The Korean biosimilar maker recently completed preclinical studies on ALT-L9, which demonstrated that the potential drug matches the reference therapy without significant side effects. The official preclinical data will be presented in two or three months, according to the firm.
Eylea is a vascular endothelial growth factor inhibitor that treats wet age-related macular degeneration, which is the leading cause for blindness among the elderly, and related eye conditions.

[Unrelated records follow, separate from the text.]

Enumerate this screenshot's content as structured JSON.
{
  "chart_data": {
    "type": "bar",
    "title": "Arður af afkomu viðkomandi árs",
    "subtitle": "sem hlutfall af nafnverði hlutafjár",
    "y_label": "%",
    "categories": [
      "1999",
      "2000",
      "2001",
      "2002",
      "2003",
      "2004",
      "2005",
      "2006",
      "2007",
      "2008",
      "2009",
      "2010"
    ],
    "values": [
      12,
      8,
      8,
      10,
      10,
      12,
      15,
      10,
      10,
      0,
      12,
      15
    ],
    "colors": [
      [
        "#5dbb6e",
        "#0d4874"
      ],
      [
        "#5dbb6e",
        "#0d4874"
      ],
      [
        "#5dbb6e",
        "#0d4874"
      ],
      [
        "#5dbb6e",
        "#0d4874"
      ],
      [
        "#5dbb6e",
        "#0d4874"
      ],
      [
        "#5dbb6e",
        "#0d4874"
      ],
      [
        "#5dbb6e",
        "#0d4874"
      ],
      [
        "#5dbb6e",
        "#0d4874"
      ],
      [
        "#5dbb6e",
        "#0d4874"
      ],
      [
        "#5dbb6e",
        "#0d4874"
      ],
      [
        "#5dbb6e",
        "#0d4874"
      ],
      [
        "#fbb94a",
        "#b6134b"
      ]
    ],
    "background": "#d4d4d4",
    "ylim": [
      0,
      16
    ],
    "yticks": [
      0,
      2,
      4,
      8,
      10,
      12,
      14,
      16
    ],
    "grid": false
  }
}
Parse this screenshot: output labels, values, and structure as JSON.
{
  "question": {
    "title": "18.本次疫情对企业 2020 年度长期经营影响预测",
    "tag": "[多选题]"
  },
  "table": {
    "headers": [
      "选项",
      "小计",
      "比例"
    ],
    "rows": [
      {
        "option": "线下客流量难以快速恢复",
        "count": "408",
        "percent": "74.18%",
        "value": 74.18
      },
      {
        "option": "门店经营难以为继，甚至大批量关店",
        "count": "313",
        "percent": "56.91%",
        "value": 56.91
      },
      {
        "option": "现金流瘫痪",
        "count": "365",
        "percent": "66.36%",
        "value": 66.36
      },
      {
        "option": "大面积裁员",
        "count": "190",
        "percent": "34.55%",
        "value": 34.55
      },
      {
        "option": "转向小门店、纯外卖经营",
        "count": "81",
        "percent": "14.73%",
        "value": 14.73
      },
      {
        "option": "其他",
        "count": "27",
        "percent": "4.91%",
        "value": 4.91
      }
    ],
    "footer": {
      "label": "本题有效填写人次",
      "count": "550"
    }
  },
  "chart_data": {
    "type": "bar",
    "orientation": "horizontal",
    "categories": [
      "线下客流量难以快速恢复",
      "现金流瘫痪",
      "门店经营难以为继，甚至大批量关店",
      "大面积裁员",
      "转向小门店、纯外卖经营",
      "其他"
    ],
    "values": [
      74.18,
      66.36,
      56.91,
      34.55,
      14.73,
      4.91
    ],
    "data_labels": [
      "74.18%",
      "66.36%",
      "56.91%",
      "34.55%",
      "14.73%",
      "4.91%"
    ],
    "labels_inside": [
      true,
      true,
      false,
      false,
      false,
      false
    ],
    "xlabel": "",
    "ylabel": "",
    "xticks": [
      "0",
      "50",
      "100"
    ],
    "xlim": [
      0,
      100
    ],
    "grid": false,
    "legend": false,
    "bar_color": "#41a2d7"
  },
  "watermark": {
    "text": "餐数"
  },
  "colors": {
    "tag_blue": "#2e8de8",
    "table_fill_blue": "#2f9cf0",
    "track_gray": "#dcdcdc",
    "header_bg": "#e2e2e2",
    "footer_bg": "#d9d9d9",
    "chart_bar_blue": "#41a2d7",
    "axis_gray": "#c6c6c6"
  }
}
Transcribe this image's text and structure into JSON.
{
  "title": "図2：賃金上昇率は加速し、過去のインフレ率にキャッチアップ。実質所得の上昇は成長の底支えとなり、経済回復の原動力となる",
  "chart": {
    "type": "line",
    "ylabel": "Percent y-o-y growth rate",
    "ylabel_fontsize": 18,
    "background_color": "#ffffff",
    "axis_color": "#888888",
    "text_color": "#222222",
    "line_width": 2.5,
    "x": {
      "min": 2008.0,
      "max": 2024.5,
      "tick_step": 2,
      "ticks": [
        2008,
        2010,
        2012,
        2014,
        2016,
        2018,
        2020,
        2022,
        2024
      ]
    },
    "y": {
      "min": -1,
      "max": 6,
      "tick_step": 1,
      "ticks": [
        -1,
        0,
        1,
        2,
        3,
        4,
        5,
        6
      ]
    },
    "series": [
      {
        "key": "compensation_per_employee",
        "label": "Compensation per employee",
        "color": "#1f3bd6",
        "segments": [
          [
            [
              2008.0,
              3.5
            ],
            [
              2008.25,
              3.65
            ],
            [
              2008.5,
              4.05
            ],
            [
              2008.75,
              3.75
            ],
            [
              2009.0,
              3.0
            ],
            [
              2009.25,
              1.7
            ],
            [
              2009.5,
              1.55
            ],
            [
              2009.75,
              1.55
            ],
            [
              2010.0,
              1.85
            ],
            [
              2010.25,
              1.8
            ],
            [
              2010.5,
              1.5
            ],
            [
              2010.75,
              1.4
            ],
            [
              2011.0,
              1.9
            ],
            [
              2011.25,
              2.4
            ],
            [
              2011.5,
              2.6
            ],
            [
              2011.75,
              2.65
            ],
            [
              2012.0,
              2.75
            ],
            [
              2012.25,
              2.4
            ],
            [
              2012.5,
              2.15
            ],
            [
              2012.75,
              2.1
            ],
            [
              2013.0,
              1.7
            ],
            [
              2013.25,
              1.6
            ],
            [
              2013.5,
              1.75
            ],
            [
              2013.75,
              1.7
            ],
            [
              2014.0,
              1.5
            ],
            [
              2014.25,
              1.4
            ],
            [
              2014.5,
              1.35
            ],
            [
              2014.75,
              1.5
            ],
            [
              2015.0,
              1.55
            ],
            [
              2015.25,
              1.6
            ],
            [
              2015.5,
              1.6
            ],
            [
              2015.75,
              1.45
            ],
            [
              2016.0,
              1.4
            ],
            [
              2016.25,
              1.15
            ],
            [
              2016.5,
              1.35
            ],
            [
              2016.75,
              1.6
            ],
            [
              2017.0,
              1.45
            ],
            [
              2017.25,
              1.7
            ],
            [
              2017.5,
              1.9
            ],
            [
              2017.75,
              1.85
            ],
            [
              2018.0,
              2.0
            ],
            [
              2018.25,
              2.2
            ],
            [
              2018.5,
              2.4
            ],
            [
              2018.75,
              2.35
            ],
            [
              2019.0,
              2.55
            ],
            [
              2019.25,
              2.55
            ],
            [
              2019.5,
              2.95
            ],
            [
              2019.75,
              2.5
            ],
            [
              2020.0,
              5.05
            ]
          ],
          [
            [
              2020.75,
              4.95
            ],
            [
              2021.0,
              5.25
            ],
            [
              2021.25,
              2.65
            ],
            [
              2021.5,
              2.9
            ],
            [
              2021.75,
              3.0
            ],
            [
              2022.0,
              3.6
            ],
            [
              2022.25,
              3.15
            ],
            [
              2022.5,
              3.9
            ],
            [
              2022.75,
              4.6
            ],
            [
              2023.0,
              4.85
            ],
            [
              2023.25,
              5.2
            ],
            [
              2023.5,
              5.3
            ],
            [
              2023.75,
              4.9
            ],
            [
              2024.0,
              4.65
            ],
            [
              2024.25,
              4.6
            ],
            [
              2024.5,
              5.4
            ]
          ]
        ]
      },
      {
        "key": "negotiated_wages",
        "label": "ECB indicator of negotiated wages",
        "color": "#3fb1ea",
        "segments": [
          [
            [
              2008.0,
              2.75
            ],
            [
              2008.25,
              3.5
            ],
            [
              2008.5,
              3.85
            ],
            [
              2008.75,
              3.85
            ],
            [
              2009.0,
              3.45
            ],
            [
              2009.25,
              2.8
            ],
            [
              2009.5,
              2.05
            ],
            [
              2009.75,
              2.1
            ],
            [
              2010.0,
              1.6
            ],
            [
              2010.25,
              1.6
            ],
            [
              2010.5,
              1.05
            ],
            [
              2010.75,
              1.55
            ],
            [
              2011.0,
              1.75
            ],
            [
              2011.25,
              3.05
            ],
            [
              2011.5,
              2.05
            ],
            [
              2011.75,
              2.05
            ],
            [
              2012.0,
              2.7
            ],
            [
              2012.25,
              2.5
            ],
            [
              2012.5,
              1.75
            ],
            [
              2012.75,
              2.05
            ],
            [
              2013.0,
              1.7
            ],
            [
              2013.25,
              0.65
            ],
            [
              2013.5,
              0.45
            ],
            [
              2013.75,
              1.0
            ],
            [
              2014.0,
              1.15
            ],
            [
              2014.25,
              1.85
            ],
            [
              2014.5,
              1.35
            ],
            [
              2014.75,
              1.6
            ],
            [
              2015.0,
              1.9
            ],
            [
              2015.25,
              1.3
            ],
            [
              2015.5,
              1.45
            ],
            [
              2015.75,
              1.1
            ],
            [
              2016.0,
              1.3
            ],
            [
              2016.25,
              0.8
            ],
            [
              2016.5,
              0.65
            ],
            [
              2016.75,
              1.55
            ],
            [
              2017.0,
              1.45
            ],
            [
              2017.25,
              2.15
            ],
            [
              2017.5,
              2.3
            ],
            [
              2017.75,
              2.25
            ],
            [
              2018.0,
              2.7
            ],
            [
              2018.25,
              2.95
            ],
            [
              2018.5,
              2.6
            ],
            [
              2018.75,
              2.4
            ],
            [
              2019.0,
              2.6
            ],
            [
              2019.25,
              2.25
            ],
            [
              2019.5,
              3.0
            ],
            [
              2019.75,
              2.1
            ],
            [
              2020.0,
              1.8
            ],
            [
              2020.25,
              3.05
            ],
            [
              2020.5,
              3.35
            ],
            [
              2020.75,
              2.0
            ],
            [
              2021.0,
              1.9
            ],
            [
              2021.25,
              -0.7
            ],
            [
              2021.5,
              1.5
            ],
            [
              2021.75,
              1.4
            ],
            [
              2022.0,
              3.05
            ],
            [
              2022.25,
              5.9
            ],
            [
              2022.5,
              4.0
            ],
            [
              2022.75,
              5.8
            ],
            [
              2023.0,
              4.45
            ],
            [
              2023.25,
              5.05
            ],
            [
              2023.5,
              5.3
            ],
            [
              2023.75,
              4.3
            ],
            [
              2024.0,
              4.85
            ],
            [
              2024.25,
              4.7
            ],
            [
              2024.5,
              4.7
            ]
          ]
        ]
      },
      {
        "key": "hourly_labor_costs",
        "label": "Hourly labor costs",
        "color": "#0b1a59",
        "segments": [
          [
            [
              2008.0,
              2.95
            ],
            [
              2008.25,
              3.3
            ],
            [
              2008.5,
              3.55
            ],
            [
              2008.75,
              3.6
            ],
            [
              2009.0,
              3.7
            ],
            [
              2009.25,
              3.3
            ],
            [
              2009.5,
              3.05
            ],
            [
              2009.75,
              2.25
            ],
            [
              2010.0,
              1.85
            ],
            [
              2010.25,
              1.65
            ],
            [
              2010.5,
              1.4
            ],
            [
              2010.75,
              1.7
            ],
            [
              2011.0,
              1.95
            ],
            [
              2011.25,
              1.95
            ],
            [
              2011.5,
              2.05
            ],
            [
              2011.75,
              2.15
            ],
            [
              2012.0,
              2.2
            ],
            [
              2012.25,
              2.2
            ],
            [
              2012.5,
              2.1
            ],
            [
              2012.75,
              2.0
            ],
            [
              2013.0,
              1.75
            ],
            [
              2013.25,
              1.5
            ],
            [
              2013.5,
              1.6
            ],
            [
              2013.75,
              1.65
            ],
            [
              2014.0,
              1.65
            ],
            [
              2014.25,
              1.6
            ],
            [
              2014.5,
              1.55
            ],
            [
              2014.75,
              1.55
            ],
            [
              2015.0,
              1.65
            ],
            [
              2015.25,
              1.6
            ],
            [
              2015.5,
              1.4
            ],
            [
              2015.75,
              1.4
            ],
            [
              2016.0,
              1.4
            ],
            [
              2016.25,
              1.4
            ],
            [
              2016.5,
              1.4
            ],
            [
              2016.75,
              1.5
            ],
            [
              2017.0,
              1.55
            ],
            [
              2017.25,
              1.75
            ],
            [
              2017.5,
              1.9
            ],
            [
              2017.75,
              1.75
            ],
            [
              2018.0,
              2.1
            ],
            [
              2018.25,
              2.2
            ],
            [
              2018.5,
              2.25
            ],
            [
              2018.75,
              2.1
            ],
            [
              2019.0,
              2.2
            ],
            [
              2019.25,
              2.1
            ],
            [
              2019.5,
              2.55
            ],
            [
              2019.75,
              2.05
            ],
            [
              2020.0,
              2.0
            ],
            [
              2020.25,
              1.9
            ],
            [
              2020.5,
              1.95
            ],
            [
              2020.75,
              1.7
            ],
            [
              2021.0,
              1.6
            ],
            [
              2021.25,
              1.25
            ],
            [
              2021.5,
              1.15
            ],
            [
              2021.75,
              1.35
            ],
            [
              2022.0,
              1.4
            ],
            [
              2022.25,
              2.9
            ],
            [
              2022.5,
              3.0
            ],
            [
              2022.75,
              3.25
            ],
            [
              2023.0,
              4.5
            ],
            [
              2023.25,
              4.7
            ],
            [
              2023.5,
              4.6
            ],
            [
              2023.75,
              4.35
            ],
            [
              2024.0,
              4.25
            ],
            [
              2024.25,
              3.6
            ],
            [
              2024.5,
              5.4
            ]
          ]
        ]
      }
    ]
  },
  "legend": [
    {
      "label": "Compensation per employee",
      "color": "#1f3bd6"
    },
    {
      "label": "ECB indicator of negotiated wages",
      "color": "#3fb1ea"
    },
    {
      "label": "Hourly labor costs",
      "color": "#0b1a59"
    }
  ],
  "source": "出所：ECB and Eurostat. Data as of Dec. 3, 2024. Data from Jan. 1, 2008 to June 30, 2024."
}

The visual impairment therapy raked in US$5.2 billion in global net sales in 2016.
“We plan to present the official analysis report of the preclinical results at an academic conference and expect licensing-out negotiations to be accelerated,” Alteogen CEO Park Soon-Jae said in a statement.
Over the past nine months, Alteogen has conducted a 13-week preclinical toxicity studies in monkeys by administrating injections of Eylea and ALT-L9 in their eyes four times in every four weeks through preclinical and early clinical contract research firm MPI Research in the US.
In addition to proving similarity and efficacy, Alteogen has implemented its self-developed formulation technology that makes its potential drug more resilient to high temperatures in order to achieve a longer shelf life than the original drug.
The announcement comes as Alteogen’s bigger rival Samsung Bioepis is seeking to enter the lucrative macular degeneration market by developing its knockoff version of Genentech’s Lucentis, the competing drug of Eylea. Samsung Bioepis’ version SB11 is preparing to start phase 3 clinical studies in April, according to clinicaltrials.gov.
“We believe that our Eylea biosimilar will create higher market value than Lucentis biosimilar products as more patients opt for Eylea because it is more patient friendly due to a less-frequent dosing schedule,” an Alteogen official told The Investor.
Both Eylea and Lucentis are injected into the vitreous, but Eylea is typically given once every two months, compared to Lucentis’ monthly injections, he said. Lucentis posted global sales of US$3.3 billion in 2016.
In 2014, Alteogen granted Kissei Pharmaceutical exclusive rights to develop and commercialize ALT-L9 in Japan. The Korean firm plans to roll out its Eylea copy in Japan and China in 2022 when the patents of the brand-name drug lapse.